Ad accogliermi trovai i soliti quadri, ma di Aron non c'era traccia. Chiusi la porta alle mie spalle e mi diressi verso l'unico rumore che sentivo nell'appartamento altrimenti silenzioso: dei tonfi sordi, cadenzati, che sembravano provenire dell'unica stanza in cui ancora non ero entrata.
Un'ora prima avevo ricevuto una chiamata da parte di Aron. "Ho finito le mie ricerche. Mi raggiungi da me? Mettiti dei vestiti comodi." Aveva riagganciato appena avevo cominciato a fare domande perciò ora mi ritrovavo lì, a casa sua, vestita con dei leggins e una maglietta, a fissare con esitazione la porta in fondo al corridoio senza sapere cosa aspettarmi. Lasciai la borsa su uno degli sgabelli e mi avvicinai cautamente alla stanza.

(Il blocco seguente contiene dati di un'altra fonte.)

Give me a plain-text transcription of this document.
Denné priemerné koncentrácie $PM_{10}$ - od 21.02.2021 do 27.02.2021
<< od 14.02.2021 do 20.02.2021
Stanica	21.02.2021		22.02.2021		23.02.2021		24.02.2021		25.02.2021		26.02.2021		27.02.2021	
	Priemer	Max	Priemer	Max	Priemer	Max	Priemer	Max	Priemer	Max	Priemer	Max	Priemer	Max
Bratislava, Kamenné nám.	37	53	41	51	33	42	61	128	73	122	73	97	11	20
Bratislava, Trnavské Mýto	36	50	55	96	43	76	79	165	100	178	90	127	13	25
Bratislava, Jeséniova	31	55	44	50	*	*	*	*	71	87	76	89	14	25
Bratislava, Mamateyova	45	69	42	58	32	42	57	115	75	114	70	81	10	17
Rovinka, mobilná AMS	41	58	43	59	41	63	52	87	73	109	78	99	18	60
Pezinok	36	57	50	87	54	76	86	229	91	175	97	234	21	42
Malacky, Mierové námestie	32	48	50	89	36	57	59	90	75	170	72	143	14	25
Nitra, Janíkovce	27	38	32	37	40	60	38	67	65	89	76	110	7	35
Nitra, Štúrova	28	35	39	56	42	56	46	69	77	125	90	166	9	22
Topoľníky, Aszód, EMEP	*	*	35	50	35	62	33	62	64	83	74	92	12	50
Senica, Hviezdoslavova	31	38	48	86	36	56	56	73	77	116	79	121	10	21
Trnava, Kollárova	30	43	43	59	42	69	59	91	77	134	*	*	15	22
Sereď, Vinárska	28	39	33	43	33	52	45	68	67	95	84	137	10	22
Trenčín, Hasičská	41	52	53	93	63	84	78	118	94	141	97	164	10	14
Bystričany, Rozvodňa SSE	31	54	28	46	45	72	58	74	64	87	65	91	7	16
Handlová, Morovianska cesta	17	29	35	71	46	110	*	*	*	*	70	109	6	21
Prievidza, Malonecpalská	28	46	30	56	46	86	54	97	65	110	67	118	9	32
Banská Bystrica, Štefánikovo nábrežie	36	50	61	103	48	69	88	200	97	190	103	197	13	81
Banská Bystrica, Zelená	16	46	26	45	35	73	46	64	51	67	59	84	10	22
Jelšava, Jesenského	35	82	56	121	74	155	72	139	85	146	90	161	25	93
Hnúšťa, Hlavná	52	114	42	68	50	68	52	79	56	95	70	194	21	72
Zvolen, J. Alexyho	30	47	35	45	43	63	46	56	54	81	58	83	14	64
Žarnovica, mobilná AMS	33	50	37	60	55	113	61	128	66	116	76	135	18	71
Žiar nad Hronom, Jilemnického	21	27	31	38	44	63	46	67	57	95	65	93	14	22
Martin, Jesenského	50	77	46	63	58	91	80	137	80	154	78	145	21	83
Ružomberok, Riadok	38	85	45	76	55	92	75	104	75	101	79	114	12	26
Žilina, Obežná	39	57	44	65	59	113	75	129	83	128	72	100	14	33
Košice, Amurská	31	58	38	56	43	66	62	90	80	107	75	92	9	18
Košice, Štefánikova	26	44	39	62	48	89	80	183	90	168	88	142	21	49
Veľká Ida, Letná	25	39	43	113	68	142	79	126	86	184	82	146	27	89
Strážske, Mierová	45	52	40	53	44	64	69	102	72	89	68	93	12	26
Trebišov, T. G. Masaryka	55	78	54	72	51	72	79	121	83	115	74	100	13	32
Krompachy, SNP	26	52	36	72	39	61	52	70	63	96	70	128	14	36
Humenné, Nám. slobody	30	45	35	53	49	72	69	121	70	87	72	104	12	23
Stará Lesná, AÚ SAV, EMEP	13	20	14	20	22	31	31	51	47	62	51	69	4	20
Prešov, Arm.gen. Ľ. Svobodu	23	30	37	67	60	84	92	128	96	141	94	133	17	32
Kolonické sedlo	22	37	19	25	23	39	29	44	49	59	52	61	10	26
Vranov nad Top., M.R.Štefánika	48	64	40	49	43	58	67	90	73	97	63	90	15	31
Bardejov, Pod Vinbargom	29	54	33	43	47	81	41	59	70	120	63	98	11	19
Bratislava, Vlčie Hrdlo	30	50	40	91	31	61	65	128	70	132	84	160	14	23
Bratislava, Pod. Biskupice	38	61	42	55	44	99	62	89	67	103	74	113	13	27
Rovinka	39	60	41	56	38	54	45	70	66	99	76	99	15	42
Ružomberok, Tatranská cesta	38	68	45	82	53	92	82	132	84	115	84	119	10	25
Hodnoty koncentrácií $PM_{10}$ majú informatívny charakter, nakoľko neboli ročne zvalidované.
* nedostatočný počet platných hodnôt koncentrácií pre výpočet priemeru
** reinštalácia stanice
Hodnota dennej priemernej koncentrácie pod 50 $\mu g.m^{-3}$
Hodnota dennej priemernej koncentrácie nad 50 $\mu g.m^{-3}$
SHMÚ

Quello che vidi quando mi affacciai mi fece bloccare all'entrata, mentre gli occhi scivolarono immediatamente sui pantaloncini che Aron stava indossando, sui muscoli scoperti delle cosce che flettevano con ogni movimento.
Un colpo. Un altro. Un altro ancora.
Se l'Aron di ogni giorno era già attraente, l'Aron che faceva boxe, vestito da palestra, coi capelli spettinati in una mezza cipolla, la faccia sudata e i muscoli tesi per lo sforzo, era letale e con ogni colpo che sferrava sul sacco, il mio corpo sembrava ricordare inconsciamente come pochi giorni prima mi avesse toccata, in modo totalmente differente, ma con la stessa cruda, spietata intensità dietro ogni tocco.
"Hai intenzione di stare là a fissarmi o vuoi entrare e salutare?"
Si fermò, il respiro pesante, una mano sul sacco per evitare che dondolasse, l'altra stretta sull'asciugamano attorno al collo. Non mi sfuggì il piccolo sorriso che gli spuntò all'angolo della bocca.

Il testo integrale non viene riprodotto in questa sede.